Modulation of MKNK2 alternative splicing by splice-switching oligonucleotides as a novel approach for glioblastoma treatment

The gene encoding the kinase Mnk2 (MKNK2) is alternatively spliced to produce two isoforms—Mnk2a and Mnk2b. We previously showed that Mnk2a is downregulated in several types of cancer and acts as a tumor suppressor by activation of the p38–MAPK stress pathway, inducing apoptosis. Moreover, Mnk2a overexpression suppressed Ras-induced transformation in culture and in vivo. In contrast, the Mnk2b isoform acts as a pro-oncogenic factor. In this study, we designed modified-RNA antisense oligonucleotides and screened for those that specifically induce a strong switch in alternative splicing of the MKNK2 gene (splice switching oligonucleotides or SSOs), elevating the tumor suppressive isoform Mnk2a at the expense of the pro-oncogenic isoform Mnk2b.
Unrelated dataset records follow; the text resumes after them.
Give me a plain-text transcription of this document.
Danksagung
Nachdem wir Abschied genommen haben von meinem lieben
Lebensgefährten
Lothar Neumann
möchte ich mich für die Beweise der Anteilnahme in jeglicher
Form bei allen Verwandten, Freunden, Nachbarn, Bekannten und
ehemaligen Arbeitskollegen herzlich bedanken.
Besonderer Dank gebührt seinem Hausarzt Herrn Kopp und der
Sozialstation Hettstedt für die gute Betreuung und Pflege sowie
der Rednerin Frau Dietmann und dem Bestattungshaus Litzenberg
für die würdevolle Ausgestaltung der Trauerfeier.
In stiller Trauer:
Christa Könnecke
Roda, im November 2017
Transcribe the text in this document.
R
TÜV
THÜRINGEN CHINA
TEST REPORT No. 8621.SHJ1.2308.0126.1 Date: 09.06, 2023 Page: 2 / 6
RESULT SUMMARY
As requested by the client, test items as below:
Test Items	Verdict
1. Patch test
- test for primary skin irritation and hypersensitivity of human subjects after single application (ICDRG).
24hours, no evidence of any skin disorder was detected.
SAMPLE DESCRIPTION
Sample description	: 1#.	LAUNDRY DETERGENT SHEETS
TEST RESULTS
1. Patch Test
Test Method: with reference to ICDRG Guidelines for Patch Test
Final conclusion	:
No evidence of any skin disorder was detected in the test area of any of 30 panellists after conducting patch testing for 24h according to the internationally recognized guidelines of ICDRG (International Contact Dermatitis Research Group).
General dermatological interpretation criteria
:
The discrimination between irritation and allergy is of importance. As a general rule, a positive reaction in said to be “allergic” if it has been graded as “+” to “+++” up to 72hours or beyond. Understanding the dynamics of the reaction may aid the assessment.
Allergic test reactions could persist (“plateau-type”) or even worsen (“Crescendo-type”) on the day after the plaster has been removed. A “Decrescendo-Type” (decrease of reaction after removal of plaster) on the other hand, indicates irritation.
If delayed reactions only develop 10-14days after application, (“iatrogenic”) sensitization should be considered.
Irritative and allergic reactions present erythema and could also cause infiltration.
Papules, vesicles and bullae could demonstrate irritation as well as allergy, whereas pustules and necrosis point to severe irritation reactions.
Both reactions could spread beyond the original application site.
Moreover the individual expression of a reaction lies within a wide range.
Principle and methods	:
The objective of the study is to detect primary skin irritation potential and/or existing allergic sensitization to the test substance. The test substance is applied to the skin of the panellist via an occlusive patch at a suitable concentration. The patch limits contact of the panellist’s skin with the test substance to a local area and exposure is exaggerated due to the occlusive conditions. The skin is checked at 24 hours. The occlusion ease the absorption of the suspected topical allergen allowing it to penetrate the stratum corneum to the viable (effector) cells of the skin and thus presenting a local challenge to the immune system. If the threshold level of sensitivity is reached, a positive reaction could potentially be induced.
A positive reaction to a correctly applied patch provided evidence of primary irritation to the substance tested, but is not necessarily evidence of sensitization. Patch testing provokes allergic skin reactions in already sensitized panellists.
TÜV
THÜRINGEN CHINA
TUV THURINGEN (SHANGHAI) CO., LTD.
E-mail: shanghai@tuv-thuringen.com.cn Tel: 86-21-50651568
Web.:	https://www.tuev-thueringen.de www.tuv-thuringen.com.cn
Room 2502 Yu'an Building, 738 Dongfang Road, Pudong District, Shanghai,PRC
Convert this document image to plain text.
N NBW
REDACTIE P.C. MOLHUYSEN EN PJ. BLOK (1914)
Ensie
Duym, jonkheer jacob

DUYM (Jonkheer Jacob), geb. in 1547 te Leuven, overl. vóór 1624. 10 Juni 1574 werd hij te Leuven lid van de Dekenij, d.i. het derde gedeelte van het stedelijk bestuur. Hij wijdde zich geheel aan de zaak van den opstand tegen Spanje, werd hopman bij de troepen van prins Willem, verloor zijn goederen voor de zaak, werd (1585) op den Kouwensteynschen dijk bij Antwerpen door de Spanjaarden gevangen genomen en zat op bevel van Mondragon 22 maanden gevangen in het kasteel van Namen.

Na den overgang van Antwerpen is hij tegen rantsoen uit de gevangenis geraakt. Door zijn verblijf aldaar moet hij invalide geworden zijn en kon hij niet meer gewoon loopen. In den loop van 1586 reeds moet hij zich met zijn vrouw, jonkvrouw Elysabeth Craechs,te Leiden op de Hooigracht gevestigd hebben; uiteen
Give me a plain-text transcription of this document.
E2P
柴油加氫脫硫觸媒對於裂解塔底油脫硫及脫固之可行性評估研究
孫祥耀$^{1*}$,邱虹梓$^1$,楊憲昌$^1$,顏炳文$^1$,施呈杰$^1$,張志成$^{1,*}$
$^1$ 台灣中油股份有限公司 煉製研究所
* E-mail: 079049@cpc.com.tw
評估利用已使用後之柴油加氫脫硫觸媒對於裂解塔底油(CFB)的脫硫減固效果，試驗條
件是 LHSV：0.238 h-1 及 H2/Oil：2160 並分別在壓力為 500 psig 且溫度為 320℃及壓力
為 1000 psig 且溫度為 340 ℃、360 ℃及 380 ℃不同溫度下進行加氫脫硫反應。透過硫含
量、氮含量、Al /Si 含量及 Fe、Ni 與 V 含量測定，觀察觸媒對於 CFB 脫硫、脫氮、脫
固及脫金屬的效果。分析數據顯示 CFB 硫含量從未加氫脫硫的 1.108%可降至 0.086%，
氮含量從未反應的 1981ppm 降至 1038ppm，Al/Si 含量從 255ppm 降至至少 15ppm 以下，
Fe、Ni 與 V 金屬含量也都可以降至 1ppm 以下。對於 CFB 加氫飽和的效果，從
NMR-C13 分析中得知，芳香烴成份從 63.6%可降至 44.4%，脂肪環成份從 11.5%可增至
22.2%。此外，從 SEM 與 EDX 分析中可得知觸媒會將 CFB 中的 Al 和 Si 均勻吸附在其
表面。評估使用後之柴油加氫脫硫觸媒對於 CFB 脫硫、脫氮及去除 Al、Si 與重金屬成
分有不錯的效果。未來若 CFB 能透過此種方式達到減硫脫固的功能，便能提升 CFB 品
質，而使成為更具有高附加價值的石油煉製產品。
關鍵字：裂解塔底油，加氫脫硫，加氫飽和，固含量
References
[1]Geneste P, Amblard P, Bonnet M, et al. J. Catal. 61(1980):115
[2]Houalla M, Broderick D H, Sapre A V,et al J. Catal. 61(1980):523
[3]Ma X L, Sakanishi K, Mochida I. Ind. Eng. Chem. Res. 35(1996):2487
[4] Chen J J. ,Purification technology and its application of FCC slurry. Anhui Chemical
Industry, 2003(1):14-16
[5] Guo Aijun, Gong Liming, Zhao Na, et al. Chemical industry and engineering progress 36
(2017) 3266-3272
Induction of Mnk2a by SSOs in glioblastoma cells activated the p38–MAPK pathway, inhibited the oncogenic properties of the cells, re-sensitized the cells to chemotherapy and inhibited glioblastoma development in vivo. Moreover, inhibition of p38–MAPK partially rescued glioblastoma cells suggesting that most of the anti-oncogenic activity of the SSO is mediated by activation of this pathway. These results suggest that manipulation of MKNK2 alternative splicing by SSOs is a novel approach to inhibit glioblastoma tumorigenesis.